Absolutely! I always figure anyone that has to interact with me at work is probably experiencing one of the worst days of their lives, since they or their loved one is in critical care. It's my job to leave whatever else might be bothering me, outside of work. Whether I'm tired, cranky or the like, the patient or family I'm dealing with doesn't deserve to have to deal with anything extra because of their nurse. I better put on a smile and bring my A game. One phrase I always remember is "people won't always remember what you said, but they will remember how you made them feel", I could have all the medical knowledge in the world but if I can't share in such a way that patients and families feel supported, it does practically no good. 

Hoosier_RN, MSN

Specializes in dialysis. Has 29 years experience. 3,302 Posts

3 hours ago, Daisy4RN said:

I worked as a waitress many moons ago and this is exactly what my boss told me, just the kill'em with kindness part. Not an easy task at times LOL.

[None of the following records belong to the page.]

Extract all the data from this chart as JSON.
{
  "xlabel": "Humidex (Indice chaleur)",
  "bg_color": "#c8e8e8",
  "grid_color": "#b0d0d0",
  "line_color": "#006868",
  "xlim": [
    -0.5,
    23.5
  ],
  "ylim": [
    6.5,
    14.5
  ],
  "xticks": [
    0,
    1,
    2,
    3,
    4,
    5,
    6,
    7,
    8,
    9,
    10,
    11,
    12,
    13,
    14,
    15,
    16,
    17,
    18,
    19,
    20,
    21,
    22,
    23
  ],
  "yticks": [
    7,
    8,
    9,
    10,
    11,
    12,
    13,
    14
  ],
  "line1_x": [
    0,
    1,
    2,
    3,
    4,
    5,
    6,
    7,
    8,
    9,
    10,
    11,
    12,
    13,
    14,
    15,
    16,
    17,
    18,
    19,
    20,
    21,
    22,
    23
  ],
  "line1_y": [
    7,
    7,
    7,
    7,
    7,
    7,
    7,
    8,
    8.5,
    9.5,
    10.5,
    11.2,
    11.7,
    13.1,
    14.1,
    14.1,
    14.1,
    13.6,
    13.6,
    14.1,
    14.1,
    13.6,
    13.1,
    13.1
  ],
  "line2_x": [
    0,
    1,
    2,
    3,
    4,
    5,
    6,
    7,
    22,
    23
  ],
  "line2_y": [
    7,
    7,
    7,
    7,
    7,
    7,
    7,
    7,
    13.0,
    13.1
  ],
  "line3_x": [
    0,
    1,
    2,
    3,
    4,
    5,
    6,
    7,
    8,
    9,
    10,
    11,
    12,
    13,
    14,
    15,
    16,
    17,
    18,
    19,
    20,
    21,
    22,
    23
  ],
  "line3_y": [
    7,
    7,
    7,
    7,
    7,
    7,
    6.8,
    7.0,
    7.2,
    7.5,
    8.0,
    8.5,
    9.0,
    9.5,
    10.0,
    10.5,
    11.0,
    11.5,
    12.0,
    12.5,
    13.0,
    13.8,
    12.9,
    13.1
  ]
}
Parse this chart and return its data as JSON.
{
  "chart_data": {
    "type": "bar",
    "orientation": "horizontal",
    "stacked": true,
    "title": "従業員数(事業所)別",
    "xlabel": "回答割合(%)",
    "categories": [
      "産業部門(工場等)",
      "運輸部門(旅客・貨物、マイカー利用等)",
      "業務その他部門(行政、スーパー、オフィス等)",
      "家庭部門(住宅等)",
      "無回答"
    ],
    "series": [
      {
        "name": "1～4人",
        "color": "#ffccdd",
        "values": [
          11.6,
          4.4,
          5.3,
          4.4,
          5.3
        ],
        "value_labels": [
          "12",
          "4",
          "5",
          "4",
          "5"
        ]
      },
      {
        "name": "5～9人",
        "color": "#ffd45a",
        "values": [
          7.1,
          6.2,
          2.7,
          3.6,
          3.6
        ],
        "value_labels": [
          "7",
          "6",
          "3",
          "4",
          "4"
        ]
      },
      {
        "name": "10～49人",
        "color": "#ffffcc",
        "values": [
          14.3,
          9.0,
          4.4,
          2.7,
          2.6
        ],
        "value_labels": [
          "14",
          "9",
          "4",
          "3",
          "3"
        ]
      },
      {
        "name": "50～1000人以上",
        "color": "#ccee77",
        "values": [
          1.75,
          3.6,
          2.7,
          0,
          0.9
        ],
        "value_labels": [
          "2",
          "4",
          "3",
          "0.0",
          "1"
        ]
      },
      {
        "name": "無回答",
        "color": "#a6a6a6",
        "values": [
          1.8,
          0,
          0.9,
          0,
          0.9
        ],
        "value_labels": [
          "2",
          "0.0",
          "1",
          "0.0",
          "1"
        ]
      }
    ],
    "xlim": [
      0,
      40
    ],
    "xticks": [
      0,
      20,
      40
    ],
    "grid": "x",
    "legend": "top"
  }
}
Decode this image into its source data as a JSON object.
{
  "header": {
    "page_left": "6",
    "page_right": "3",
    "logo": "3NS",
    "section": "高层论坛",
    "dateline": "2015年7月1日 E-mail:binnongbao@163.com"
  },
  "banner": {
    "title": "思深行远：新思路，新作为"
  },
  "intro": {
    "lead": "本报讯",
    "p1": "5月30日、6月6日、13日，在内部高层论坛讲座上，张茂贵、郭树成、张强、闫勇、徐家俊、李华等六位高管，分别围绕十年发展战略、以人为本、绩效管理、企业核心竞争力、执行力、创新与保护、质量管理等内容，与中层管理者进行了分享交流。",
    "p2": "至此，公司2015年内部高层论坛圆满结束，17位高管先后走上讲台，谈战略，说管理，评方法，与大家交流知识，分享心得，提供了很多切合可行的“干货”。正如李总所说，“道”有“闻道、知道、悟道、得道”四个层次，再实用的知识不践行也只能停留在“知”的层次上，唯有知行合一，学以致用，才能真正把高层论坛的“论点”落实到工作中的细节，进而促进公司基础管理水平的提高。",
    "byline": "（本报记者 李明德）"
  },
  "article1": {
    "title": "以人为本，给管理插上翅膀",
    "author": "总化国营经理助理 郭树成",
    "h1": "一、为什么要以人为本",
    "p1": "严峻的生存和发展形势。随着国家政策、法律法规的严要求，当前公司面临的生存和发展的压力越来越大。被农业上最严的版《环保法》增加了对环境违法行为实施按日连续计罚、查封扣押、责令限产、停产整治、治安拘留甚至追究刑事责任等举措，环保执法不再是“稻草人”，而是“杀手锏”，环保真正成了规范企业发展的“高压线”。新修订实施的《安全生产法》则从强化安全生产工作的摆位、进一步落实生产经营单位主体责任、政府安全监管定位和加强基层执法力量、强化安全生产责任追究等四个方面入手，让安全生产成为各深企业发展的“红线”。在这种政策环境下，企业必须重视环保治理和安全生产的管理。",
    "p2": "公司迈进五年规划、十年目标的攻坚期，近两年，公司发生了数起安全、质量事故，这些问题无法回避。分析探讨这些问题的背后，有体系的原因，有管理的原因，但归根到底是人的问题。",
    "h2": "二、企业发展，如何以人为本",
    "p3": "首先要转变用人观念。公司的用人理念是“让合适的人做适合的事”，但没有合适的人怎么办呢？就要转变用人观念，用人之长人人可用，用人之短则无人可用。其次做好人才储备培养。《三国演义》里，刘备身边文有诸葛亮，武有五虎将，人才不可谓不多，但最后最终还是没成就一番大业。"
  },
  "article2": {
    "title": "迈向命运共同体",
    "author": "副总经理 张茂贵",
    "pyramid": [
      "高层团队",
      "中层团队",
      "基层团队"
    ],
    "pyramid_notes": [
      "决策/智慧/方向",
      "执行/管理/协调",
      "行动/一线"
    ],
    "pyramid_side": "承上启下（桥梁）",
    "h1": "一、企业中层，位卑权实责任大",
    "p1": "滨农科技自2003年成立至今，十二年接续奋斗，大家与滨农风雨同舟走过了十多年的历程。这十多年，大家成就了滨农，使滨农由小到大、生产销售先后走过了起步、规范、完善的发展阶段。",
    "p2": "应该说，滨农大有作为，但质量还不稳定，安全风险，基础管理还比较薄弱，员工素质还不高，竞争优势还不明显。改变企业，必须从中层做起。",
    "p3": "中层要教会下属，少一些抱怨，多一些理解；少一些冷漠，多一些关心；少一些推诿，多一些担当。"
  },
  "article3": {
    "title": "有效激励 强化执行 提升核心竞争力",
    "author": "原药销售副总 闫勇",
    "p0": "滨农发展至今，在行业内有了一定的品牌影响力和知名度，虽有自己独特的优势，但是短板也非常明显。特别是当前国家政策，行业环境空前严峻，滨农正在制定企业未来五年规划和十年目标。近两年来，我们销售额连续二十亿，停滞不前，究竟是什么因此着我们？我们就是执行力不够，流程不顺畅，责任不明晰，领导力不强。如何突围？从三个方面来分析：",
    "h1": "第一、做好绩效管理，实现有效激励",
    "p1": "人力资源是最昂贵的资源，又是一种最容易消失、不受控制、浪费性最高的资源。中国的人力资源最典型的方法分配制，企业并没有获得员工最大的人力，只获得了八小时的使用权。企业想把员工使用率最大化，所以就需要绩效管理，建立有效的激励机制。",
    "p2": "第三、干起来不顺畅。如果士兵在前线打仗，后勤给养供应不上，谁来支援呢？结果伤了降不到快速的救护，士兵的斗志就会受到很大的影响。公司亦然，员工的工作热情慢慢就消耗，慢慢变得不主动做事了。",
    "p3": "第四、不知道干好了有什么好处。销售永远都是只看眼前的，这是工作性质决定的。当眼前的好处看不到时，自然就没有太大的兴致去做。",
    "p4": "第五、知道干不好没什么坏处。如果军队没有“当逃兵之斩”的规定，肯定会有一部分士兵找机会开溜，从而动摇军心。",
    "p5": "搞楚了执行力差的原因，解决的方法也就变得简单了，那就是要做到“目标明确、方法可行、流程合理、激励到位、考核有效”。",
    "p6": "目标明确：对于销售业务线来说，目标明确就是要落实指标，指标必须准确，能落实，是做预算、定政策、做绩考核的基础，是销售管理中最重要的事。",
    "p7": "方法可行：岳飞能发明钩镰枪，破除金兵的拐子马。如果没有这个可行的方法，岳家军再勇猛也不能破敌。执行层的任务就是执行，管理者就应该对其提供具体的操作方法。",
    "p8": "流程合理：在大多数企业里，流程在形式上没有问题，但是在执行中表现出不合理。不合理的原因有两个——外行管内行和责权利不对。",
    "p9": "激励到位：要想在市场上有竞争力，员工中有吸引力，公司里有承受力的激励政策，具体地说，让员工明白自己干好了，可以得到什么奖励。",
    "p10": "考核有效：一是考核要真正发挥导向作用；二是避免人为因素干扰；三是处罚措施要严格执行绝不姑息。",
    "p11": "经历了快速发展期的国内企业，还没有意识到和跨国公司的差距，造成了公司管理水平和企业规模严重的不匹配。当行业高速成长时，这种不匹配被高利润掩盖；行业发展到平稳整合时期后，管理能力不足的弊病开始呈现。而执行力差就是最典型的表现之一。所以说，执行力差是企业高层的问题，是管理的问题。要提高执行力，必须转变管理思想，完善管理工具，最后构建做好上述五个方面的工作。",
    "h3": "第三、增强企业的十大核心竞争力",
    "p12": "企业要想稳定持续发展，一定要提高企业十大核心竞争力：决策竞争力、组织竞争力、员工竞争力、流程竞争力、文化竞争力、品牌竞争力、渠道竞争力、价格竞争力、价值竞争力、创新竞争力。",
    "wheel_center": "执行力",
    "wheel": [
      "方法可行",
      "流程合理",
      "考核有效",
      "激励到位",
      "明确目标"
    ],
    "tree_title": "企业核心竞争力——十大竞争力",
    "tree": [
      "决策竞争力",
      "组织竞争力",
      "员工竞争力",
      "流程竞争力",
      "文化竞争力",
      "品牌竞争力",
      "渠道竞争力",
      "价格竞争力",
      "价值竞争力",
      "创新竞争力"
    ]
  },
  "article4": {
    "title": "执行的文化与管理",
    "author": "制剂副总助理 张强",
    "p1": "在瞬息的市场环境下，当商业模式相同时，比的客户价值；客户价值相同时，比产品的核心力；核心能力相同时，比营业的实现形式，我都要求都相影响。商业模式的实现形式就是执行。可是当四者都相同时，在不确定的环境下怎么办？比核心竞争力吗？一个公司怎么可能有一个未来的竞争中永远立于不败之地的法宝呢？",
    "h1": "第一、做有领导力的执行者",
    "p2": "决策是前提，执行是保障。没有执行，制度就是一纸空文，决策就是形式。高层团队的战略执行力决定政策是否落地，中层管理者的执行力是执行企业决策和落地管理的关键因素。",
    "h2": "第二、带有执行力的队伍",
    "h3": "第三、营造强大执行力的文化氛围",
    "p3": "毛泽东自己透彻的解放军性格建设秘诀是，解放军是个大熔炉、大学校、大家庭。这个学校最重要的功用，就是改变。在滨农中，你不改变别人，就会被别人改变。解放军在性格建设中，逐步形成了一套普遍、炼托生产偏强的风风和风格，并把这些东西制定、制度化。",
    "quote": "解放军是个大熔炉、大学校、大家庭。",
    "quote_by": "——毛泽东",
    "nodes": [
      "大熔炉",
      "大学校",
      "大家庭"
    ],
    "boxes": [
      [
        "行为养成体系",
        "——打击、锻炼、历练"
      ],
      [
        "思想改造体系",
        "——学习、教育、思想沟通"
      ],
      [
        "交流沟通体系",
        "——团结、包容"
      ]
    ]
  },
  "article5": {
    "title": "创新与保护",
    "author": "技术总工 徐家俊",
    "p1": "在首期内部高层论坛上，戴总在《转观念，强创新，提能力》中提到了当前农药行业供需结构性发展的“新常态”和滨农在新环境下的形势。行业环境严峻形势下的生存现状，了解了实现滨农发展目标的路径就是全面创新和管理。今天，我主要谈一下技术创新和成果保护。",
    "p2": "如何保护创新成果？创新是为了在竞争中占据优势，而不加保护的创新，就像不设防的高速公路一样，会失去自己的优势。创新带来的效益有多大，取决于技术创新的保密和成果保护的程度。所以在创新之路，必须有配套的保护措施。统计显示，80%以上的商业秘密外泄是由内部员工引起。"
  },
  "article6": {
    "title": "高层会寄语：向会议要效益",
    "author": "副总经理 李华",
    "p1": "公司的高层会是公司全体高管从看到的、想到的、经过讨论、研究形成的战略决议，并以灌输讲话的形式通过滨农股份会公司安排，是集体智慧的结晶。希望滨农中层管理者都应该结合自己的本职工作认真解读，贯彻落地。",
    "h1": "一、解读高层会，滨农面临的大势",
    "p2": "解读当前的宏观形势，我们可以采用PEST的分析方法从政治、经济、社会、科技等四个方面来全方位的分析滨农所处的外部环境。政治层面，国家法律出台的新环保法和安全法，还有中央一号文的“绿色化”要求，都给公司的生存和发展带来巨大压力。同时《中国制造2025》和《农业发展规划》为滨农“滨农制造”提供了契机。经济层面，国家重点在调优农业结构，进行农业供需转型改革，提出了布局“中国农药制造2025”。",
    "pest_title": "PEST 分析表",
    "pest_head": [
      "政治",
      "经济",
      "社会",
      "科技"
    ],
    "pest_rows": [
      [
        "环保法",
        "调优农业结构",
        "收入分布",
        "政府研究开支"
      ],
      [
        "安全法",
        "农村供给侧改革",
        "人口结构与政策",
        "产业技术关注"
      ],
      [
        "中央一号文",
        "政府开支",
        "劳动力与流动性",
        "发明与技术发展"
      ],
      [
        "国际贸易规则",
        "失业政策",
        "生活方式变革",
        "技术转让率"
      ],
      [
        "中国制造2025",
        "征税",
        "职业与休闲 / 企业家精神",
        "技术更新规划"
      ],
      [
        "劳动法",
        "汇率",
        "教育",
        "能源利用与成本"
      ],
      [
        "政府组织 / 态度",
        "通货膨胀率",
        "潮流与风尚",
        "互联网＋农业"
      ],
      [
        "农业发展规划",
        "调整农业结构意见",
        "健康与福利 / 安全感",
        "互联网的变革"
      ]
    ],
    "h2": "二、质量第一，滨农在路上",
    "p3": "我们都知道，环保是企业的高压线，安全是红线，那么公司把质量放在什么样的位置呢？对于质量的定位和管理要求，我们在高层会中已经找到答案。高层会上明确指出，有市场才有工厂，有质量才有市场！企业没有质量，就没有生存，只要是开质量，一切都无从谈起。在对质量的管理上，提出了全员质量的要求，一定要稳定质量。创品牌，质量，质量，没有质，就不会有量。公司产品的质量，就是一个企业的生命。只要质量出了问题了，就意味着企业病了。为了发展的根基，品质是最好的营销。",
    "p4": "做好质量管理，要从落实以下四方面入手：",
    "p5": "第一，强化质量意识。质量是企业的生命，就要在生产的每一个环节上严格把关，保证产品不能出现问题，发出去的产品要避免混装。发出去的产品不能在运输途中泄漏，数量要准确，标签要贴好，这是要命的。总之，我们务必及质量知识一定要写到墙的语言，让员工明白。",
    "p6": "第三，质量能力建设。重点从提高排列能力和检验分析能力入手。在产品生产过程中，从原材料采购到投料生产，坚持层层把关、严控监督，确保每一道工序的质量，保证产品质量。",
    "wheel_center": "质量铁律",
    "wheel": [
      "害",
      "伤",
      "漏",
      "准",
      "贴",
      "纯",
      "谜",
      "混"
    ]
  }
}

Nope, sometimes just killing them would be easier (this is sarcasm, before anyone contacts authorities and reports me as a murderer)

 

I'm currently in my yellow submarine job. Do I have crappy days? Sure, every job presents them. But I have so many fewer that they really seem nonexistent 

Davey Do

Specializes in around 25 years psych, 15years medical. Has 43 years experience. 1 Article; 9,476 Posts

13 hours ago, Hoosier_RN said:

Nope, sometimes just killing them would be easier (this is sarcasm, before anyone contacts authorities and reports me as a murderer)

I disagree on two points: Killing them is much more work and I see the humor not as sarcasm, but absurdity.

Your humor hits in the ballpark of sarcasm, Hoosier, the use of irony to mock or convey contempt, but your humor is more of the quality or state of being ridiculous or wildly unreasonable.

Sarcastic humor usually has a target, whereas absurdity needs no target.